Vice President of Guyana
- In office 1999–2011
- Preceded by: Bharrat Jagdeo (1997)
- Succeeded by: Moses Nagamootoo (2015)

Minister of Agriculture
- In office 1992–2001
- Preceded by: Robert Corbin
- Succeeded by: Navindranauth Omanand Chandarpal

Personal details
- Born: 16 January 1936 British Guiana
- Died: 6 April 2013 (aged 76–77) Georgetown, Guyana
- Party: People's Progressive Party/Civic
- Children: Vindhya Persaud
- Occupation: Politicians

= Reepu Daman Persaud =

Guyanese politician

Pt. Reepu Daman Persaud (16 January 1936 – 6 April 2013) was a Guyanese Hindu pandit and politician from the People's Progressive Party/Civic.

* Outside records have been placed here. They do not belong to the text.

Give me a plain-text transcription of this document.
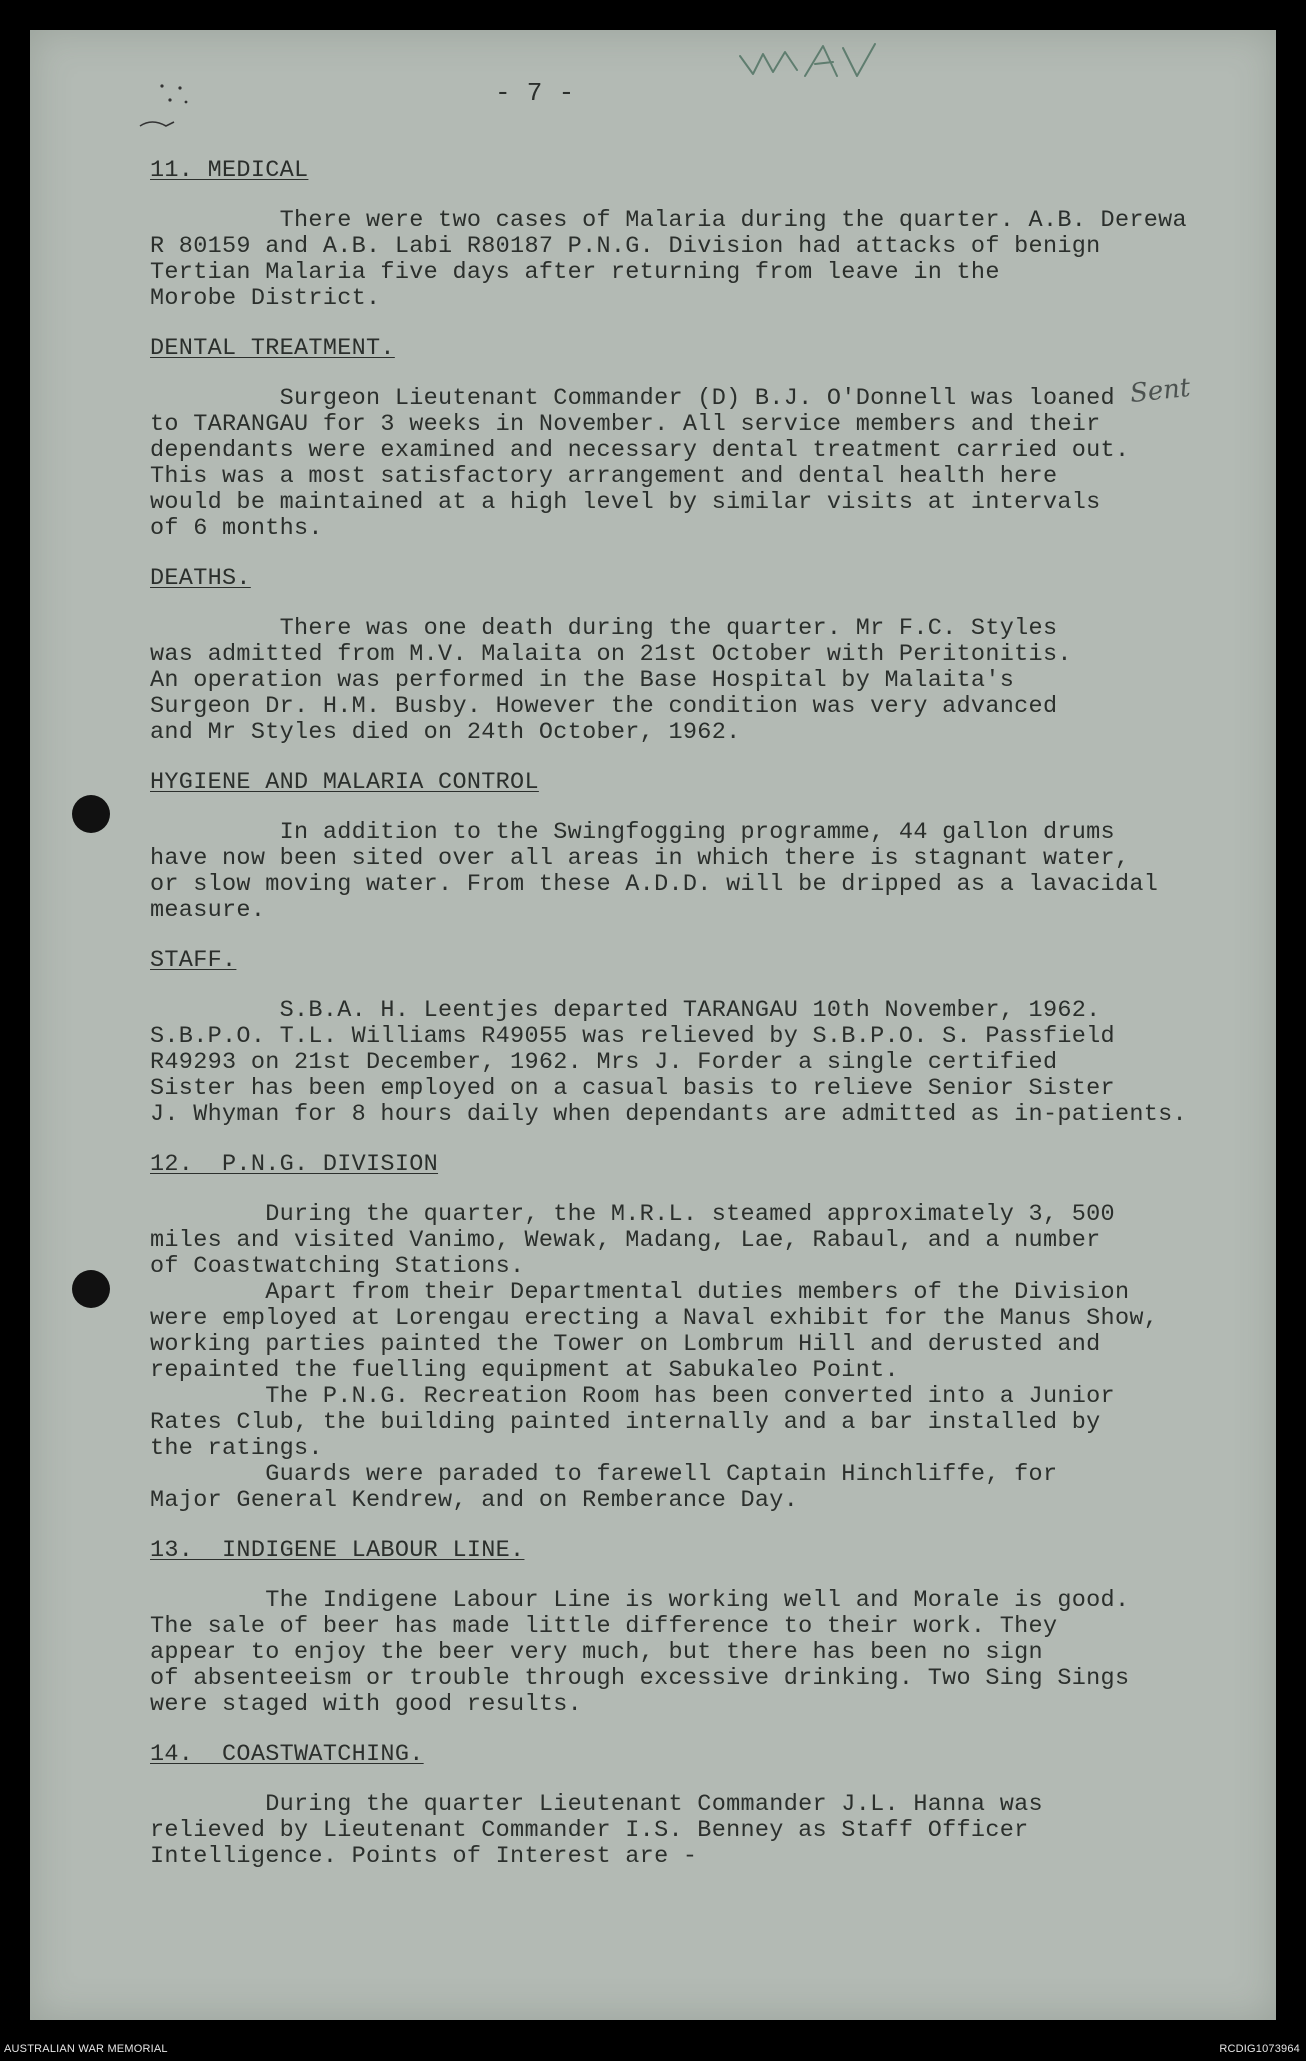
Sent
- 7 -
11. MEDICAL
There were two cases of Malaria during the quarter. A.B. Derewa
R 80159 and A.B. Labi R80187 P.N.G. Division had attacks of benign
Tertian Malaria five days after returning from leave in the
Morobe District.
DENTAL TREATMENT.
Surgeon Lieutenant Commander (D) B.J. O'Donnell was loaned
to TARANGAU for 3 weeks in November. All service members and their
dependants were examined and necessary dental treatment carried out.
This was a most satisfactory arrangement and dental health here
would be maintained at a high level by similar visits at intervals
of 6 months.
DEATHS.
There was one death during the quarter. Mr F.C. Styles
was admitted from M.V. Malaita on 21st October with Peritonitis.
An operation was performed in the Base Hospital by Malaita's
Surgeon Dr. H.M. Busby. However the condition was very advanced
and Mr Styles died on 24th October, 1962.
HYGIENE AND MALARIA CONTROL
In addition to the Swingfogging programme, 44 gallon drums
have now been sited over all areas in which there is stagnant water,
or slow moving water. From these A.D.D. will be dripped as a lavacidal
measure.
STAFF.
S.B.A. H. Leentjes departed TARANGAU 10th November, 1962.
S.B.P.O. T.L. Williams R49055 was relieved by S.B.P.O. S. Passfield
R49293 on 21st December, 1962. Mrs J. Forder a single certified
Sister has been employed on a casual basis to relieve Senior Sister
J. Whyman for 8 hours daily when dependants are admitted as in-patients.
12.  P.N.G. DIVISION
During the quarter, the M.R.L. steamed approximately 3, 500
miles and visited Vanimo, Wewak, Madang, Lae, Rabaul, and a number
of Coastwatching Stations.
Apart from their Departmental duties members of the Division
were employed at Lorengau erecting a Naval exhibit for the Manus Show,
working parties painted the Tower on Lombrum Hill and derusted and
repainted the fuelling equipment at Sabukaleo Point.
The P.N.G. Recreation Room has been converted into a Junior
Rates Club, the building painted internally and a bar installed by
the ratings.
Guards were paraded to farewell Captain Hinchliffe, for
Major General Kendrew, and on Remberance Day.
13.  INDIGENE LABOUR LINE.
The Indigene Labour Line is working well and Morale is good.
The sale of beer has made little difference to their work. They
appear to enjoy the beer very much, but there has been no sign
of absenteeism or trouble through excessive drinking. Two Sing Sings
were staged with good results.
14.  COASTWATCHING.
During the quarter Lieutenant Commander J.L. Hanna was
relieved by Lieutenant Commander I.S. Benney as Staff Officer
Intelligence. Points of Interest are -
AUSTRALIAN WAR MEMORIAL	RCDIG1073964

He was elected to the Parliament consecutively from 1964 to 2006. He served a member of cabinet between 1992 and 2001 as Minister of Agriculture and between 1997 and 2001 as Minister of Parliamentary Affairs as well. He was also twice appointed as the Second Vice President of Guyana - from March to December 1997, and from August 1999 to December 2011.

== Personal life ==
His daughter is Vindhya Persaud, a prominent politician and medical doctor currently serving as Minister of Human and Social Services in the cabinet of Irfaan Ali.